Consider a Markov chain on a state space V with size N, and let $\pi(v_j) = \sum_{v_i \in V} \pi (v_i)P(v_i,v_j)$ be the stationary distribution, where $P(v_i,v_j)$ is the transition probability. Moreover, let $X_0, X_1, \cdots$ be a realization of the chain with $X_i \sim \pi$ for $i \geq 0$.
Then, for any function $f : V \rightarrow R$, the following estimator is the asymptotically unbiased estimator of $(1/N) \sum_{i=1}^N f(v_i)$.

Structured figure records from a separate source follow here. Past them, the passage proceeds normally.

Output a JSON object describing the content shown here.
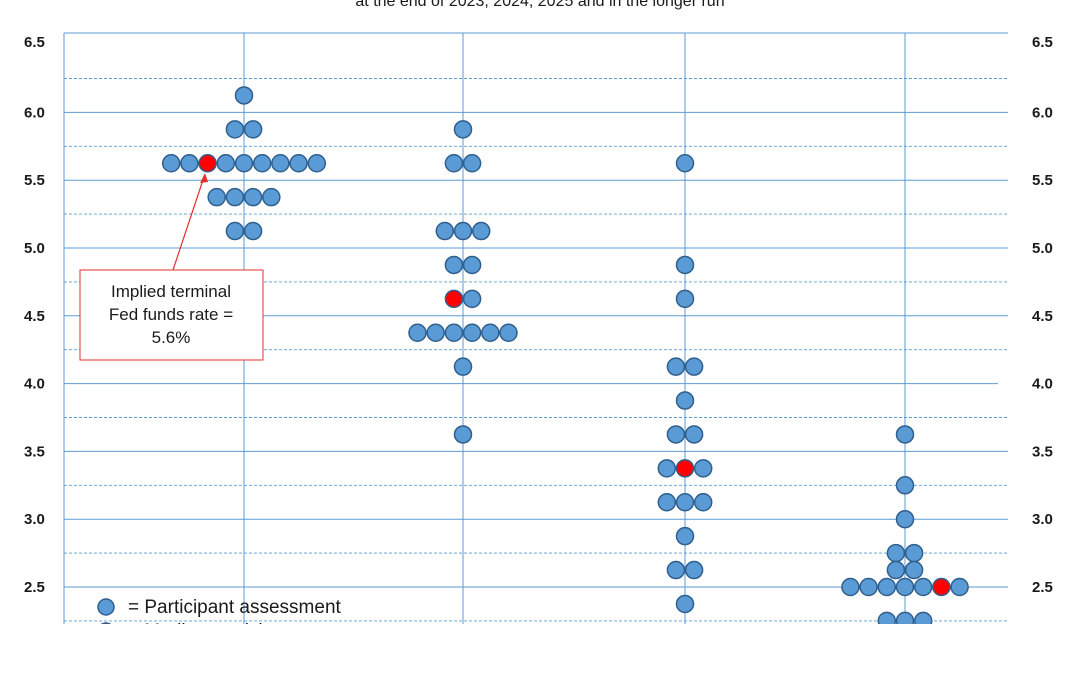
{
  "subtitle": "at the end of 2023, 2024, 2025 and in the longer run",
  "legend": {
    "participant": "= Participant assessment",
    "median": "= Median participant assessment"
  },
  "annotation": {
    "lines": [
      "Implied terminal",
      "Fed funds rate =",
      "5.6%"
    ]
  },
  "colors": {
    "participant_fill": "#5b9bd5",
    "participant_stroke": "#2e5f8e",
    "median_fill": "#ff0000",
    "grid_major": "#5b9bd5",
    "grid_minor": "#5b9bd5",
    "annotation_border": "#e03030"
  },
  "chart_data": {
    "type": "scatter",
    "title": "",
    "xlabel": "",
    "ylabel": "",
    "ylim": [
      2.25,
      6.5
    ],
    "yticks": [
      "2.5",
      "3.0",
      "3.5",
      "4.0",
      "4.5",
      "5.0",
      "5.5",
      "6.0",
      "6.5"
    ],
    "y_axis_both_sides": true,
    "grid": true,
    "legend_position": "bottom-left",
    "groups": [
      {
        "dots": [
          {
            "y": 6.125,
            "n": 1
          },
          {
            "y": 5.875,
            "n": 2
          },
          {
            "y": 5.625,
            "n": 9,
            "median_index": 2
          },
          {
            "y": 5.375,
            "n": 4
          },
          {
            "y": 5.125,
            "n": 2
          }
        ]
      },
      {
        "dots": [
          {
            "y": 5.875,
            "n": 1
          },
          {
            "y": 5.625,
            "n": 2
          },
          {
            "y": 5.125,
            "n": 3
          },
          {
            "y": 4.875,
            "n": 2
          },
          {
            "y": 4.625,
            "n": 2,
            "median_index": 0
          },
          {
            "y": 4.375,
            "n": 6
          },
          {
            "y": 4.125,
            "n": 1
          },
          {
            "y": 3.625,
            "n": 1
          }
        ]
      },
      {
        "dots": [
          {
            "y": 5.625,
            "n": 1
          },
          {
            "y": 4.875,
            "n": 1
          },
          {
            "y": 4.625,
            "n": 1
          },
          {
            "y": 4.125,
            "n": 2
          },
          {
            "y": 3.875,
            "n": 1
          },
          {
            "y": 3.625,
            "n": 2
          },
          {
            "y": 3.375,
            "n": 3,
            "median_index": 1
          },
          {
            "y": 3.125,
            "n": 3
          },
          {
            "y": 2.875,
            "n": 1
          },
          {
            "y": 2.625,
            "n": 2
          },
          {
            "y": 2.375,
            "n": 1
          }
        ]
      },
      {
        "dots": [
          {
            "y": 3.625,
            "n": 1
          },
          {
            "y": 3.25,
            "n": 1
          },
          {
            "y": 3.0,
            "n": 1
          },
          {
            "y": 2.75,
            "n": 2
          },
          {
            "y": 2.625,
            "n": 2
          },
          {
            "y": 2.5,
            "n": 7,
            "median_index": 5
          },
          {
            "y": 2.25,
            "n": 3
          }
        ]
      }
    ]
  }
}
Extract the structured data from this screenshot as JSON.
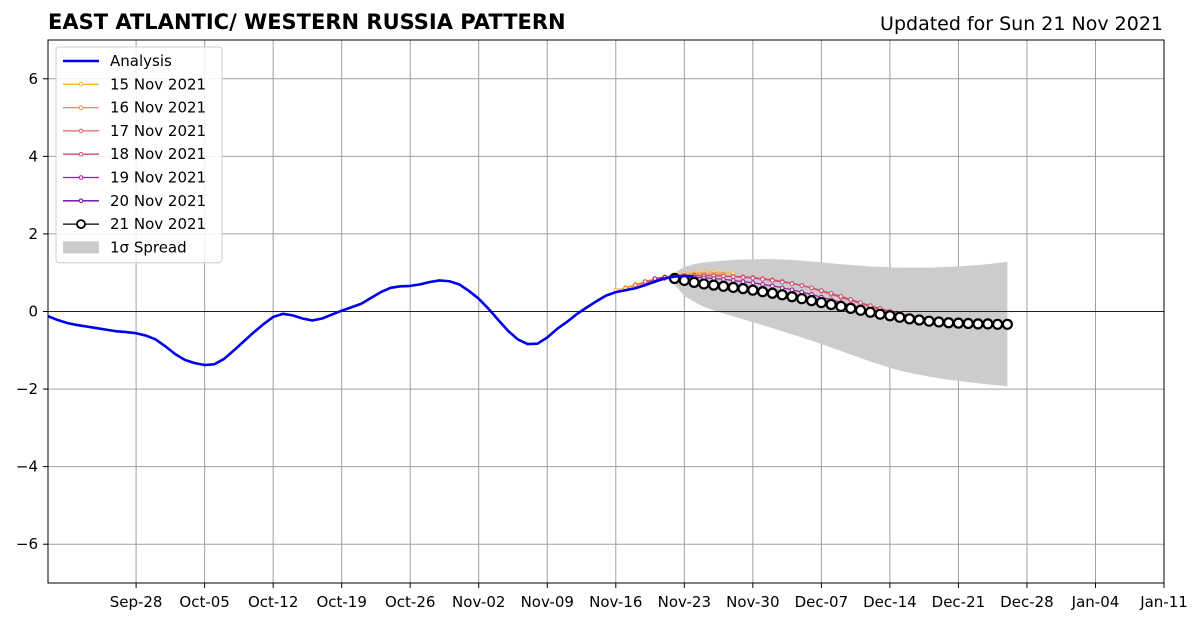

$\hat{\mu} = \dfrac{1}{\sum_{i=0}^{n-1} 1/\pi(X_i)} \sum_{i=0}^{n-1} \dfrac{f(X_i)}{\pi(X_i)}$
But I can't understand why the estimator above can be the asymptotically unbiasdness. I tried to find some documents related to this question, and it seems like we need to use delta method to approximate the expectation of $\hat{\mu}$. However, because I am not familiar with delta method, it makes me more confused. Could you please help me with proving the asymptotically unbiasedness?
Write $\hat\mu_n=\frac {F_n} {G_n}$ where $$F_n=\frac 1 n\sum_{i=0}^{n-1} \frac{f(X_i)}{\pi(X_i)}$$ $$G_n=\frac 1 n \sum_{i=0}^{n-1} \frac 1 {\pi(X_i)}$$ By weak law of large numbers $$F_n\to E\Big(\frac {f(X_i)}{\pi(X_i)}\Big)=\sum_{i=1}^N f(v_i)$$ $$G_n\to E\Big(\frac 1 {\pi (X_i)}\Big)=N$$ in probability. Note that $G_n\geq 1$ to get convergence of $$\frac {F_n}{G_n}\to\frac{\sum_{i=1}^N f(v_i)}N$$ in probability and note that $\frac {F_n}{G_n}$ is bounded to get convergence in mean ($L^1$) as required.
Sidenote: The only reason to use this estimator is if you don't have space to store unique values of $(X_0,\dots,X_n)$. Otherwise, averaging $f$ over the set of these unique values will give a more precise estimator which will be equal to the quantity estimated as soon as all states are visited (which can assured when the sum of $\pi$ over this set of unique values is equal to 1). Estimator in this problem would take many passes over the whole set for empirical probabilities of visiting a state to approach stationary.